In the lead-up to the 2023 NHL Awards in Nashville on June 26, we here at The Oil Rig have put together our own version of the program. We voted on each of the awards, the Jack Adams Award, Lady Byng Trophy, Selke Trophy, Norris Trophy, Vezina Trophy, Calder Trophy, and Hart Trophy, to give out our own accolades.
Next up is the Calder Memorial Trophy, awarded to the rookie of the year—the player judged to be the most proficient in his first year in the NHL. The winner of this year’s Calder Trophy will join some impressive company of recipients over the past decade. There are two key players fighting for votes for this year’s award. Which one will come out on top?
The winner of The Oil Rig’s 2023 Calder Trophy is…
Matty Beniers, Seattle Kraken
Having won a close race with the player who finished second in voting, Matty Beniers takes home the Calder Trophy as rookie of the year. And for good reason, he stepped into the Seattle Kraken lineup and looked like a well-established veteran. He made a huge splash early in the season, and even though he quieted down as the year went on, he is showing signs of becoming one of the top centres in the league after just one season.
With 24 goals and 57 points in 80 games, Beniers finished fourth in scoring for the Kraken while leading all rookies. Impressively, he only had two penalty minutes all season.
Often times, when a rookie enters the league, it takes some time to adjust to the speed and quality of play, especially defensively. But he did not skip a beat with his entrance into the NHL. His level of understanding of the defensive side of the game already makes him a name to watch in the coming years for the Selke Trophy.
Stuart Skinner, Edmonton Oilers
Finishing a very close second in voting is Stuart Skinner, the rookie goalie for the Edmonton Oilers who took over the crease early on in the season and led the team to a playoff berth and very nearly the Pacific Division title. His 29–14–5 record does not fully reflect how integral his play was to the Oilers’ success, especially in the last couple months of the season in which Edmonton was nearly unbeatable.
Goalies have a hard time winning the Calder, it has happened just twice in the past 20 seasons. But once in a while a goalie like Skinner comes along and takes over the crease for his team.

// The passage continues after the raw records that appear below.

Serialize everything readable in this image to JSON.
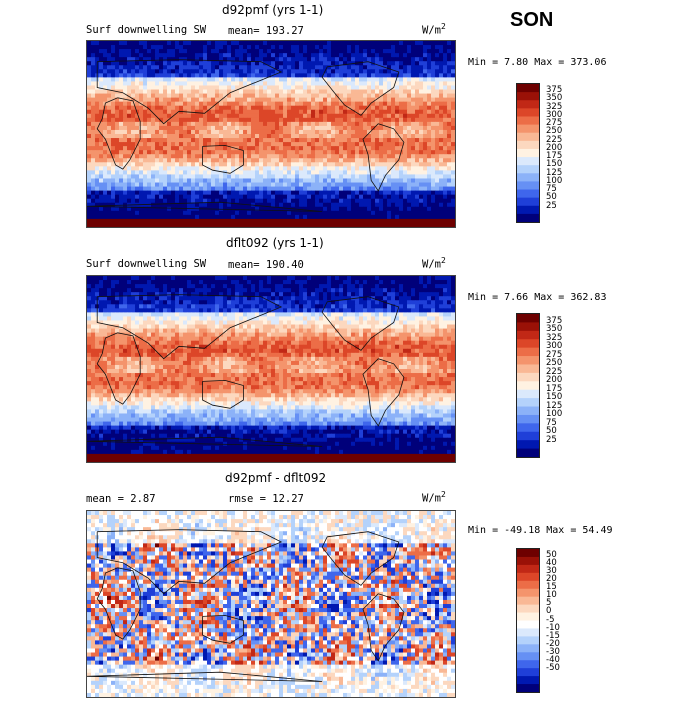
{
  "season": "SON",
  "units_base": "W/m",
  "units_exp": "2",
  "palettes": {
    "abs": [
      "#00007a",
      "#0018b0",
      "#1f3fd8",
      "#3f66ec",
      "#6690f4",
      "#8cb2f8",
      "#b4d2fb",
      "#dbe9fc",
      "#fff2e2",
      "#fcd8bf",
      "#f9b895",
      "#f4946c",
      "#ec6d47",
      "#dc4628",
      "#c12816",
      "#9a1107",
      "#6e0000"
    ],
    "diff": [
      "#00007a",
      "#0018b0",
      "#1f3fd8",
      "#3f66ec",
      "#6690f4",
      "#8cb2f8",
      "#b4d2fb",
      "#dbe9fc",
      "#ffffff",
      "#fff2e2",
      "#fcd8bf",
      "#f9b895",
      "#f4946c",
      "#ec6d47",
      "#dc4628",
      "#c12816",
      "#9a1107",
      "#6e0000"
    ]
  },
  "chart_data": [
    {
      "type": "heatmap",
      "title": "d92pmf (yrs 1-1)",
      "variable": "Surf downwelling SW",
      "mean_text": "mean= 193.27",
      "min_max_text": "Min =   7.80 Max = 373.06",
      "min": 7.8,
      "max": 373.06,
      "mean": 193.27,
      "colorbar_ticks": [
        "375",
        "350",
        "325",
        "300",
        "275",
        "250",
        "225",
        "200",
        "175",
        "150",
        "125",
        "100",
        "75",
        "50",
        "25"
      ],
      "palette": "abs"
    },
    {
      "type": "heatmap",
      "title": "dflt092 (yrs 1-1)",
      "variable": "Surf downwelling SW",
      "mean_text": "mean= 190.40",
      "min_max_text": "Min =   7.66 Max = 362.83",
      "min": 7.66,
      "max": 362.83,
      "mean": 190.4,
      "colorbar_ticks": [
        "375",
        "350",
        "325",
        "300",
        "275",
        "250",
        "225",
        "200",
        "175",
        "150",
        "125",
        "100",
        "75",
        "50",
        "25"
      ],
      "palette": "abs"
    },
    {
      "type": "heatmap",
      "title": "d92pmf - dflt092",
      "mean_text": "mean =   2.87",
      "rmse_text": "rmse =  12.27",
      "min_max_text": "Min = -49.18 Max =  54.49",
      "min": -49.18,
      "max": 54.49,
      "mean": 2.87,
      "rmse": 12.27,
      "colorbar_ticks": [
        "50",
        "40",
        "30",
        "20",
        "15",
        "10",
        "5",
        "0",
        "-5",
        "-10",
        "-15",
        "-20",
        "-30",
        "-40",
        "-50"
      ],
      "palette": "diff"
    }
  ]
}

Owen Power, Buffalo Sabres
Rookie defenders can often have difficult transitions into the NHL, but Owen Power has made a seamless entrance in his rookie season. Leading first-year defencemen with 35 points in his 79 games, he demonstrated a quick ability to learn and adjust to the NHL game.
Averaging 23:48 in ice time per game, Power is showing early that he is destined to be a workhorse for the Sabres for years to come.

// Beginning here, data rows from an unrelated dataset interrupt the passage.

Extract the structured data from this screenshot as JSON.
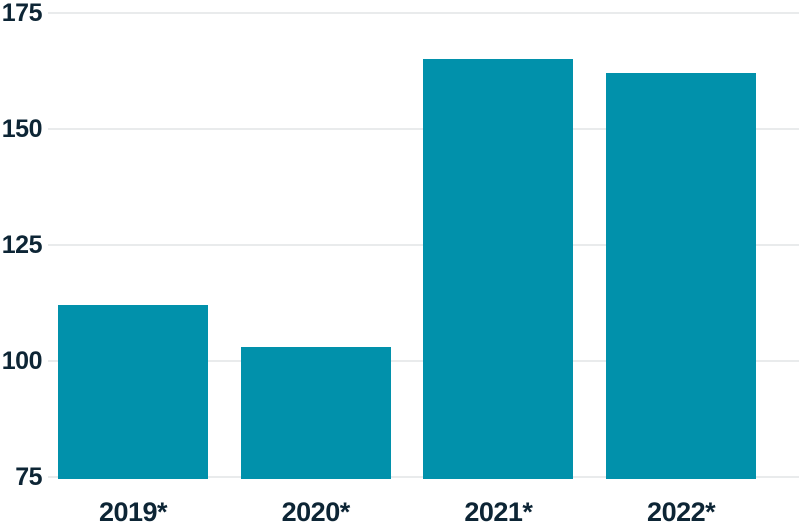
{
  "chart_data": {
    "type": "bar",
    "categories": [
      "2019*",
      "2020*",
      "2021*",
      "2022*"
    ],
    "values": [
      112,
      103,
      165,
      162
    ],
    "ylim": [
      75,
      175
    ],
    "yticks": [
      75,
      100,
      125,
      150,
      175
    ],
    "grid": true,
    "legend": false,
    "colors": {
      "bar": "#0191ab",
      "tick_label": "#0d2535",
      "gridline": "#e9ebec",
      "background": "#ffffff"
    }
  }
}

Vote scoring: 1st place = 10, 2nd place = 7, 3rd place = 5, 4th place = 3, 5th place = 1
The Oil Rig’s writer takes
Sean Laycock: Homer bias aside, Skinner was the best and most impactful rookie this season. Playing on the same team as Jack Campbell, his statline was significantly better and the Oilers had an increased chance of winning with him in net. That’s not to say that Beniers was not good, because he was fantastic and will be a player to watch for years to come, but the former was most impressive. Matias Maccelli flew under everyone’s radar but still finished second in rookie scoring. Wyatt Johnston played in every single game, recording 24 goals and 41 points. Amazing production for a midline forward on one of the deeper teams in the league.
Ray Boulette: This was the toughest award to judge for me because it would have been easy to use my Oilers bias and give it to Skinner. With that said, I honestly think it’s more impressive for a rookie to play number one centre on a playoff team than be a number one rookie goalie. There is also a small part of me that wants to be taken seriously and not just seen as a homer. So there, I picked Beniers over Skinner, put some respect on my name.

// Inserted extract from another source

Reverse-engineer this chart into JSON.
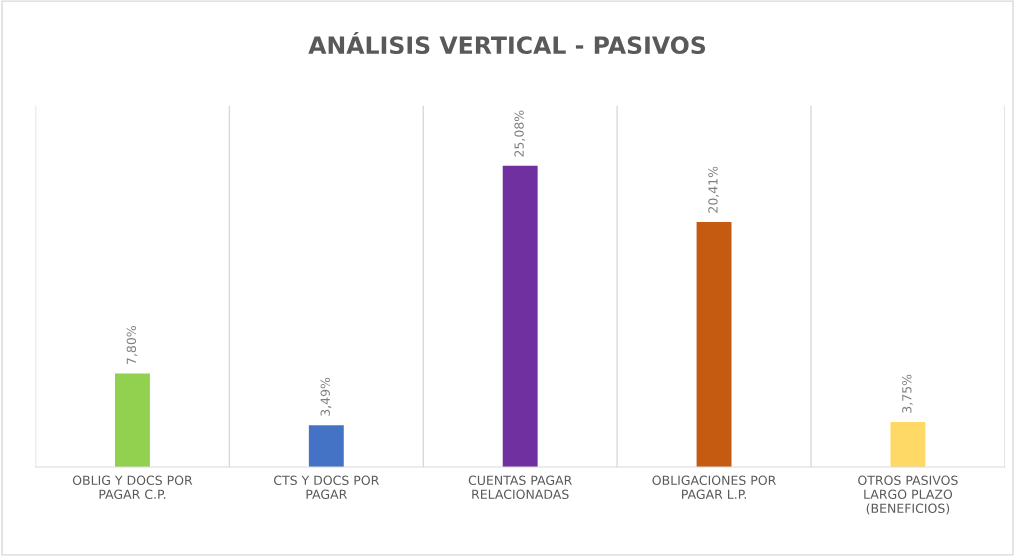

Gregory Babinski: Power is a common choice, authoring a strong season as a rookie blueliner, though for the same reasons Jake Sanderson of the Ottawa Senators deserves consideration as well. By the end of the season Sanderson was logging huge minutes for the Sens as they pushed for a playoff spot. He might be the Sens best defenceman sooner rather than later, and will be a huge part of the Senators successes in the coming seasons.
Full disclosure, Noah Cates earned a Selke vote from yours truly. A fascinating campaign buried within the cloud of irrelevance, at best, that hovered around a Philadelphia Flyers season. Skater defence, especially from the forward position, is both hard to qualify and under-appreciated, meaning the fact that Cates has earned any recognition for an award that often takes years to win is quite notable. Beniers will likely earn some Selke votes throughout his career as well, a new era of defensive centres dawning as Patrice Bergeron’s career comes closer to a close.
Michelle Nguyen: A completely biased and unapologetically homer statement: Skinner deserves the Calder. Carried the Oilers on his back when it wasn’t in October’s playbooks. It’s time the Oilers get a Calder winner and about time again for a goalie.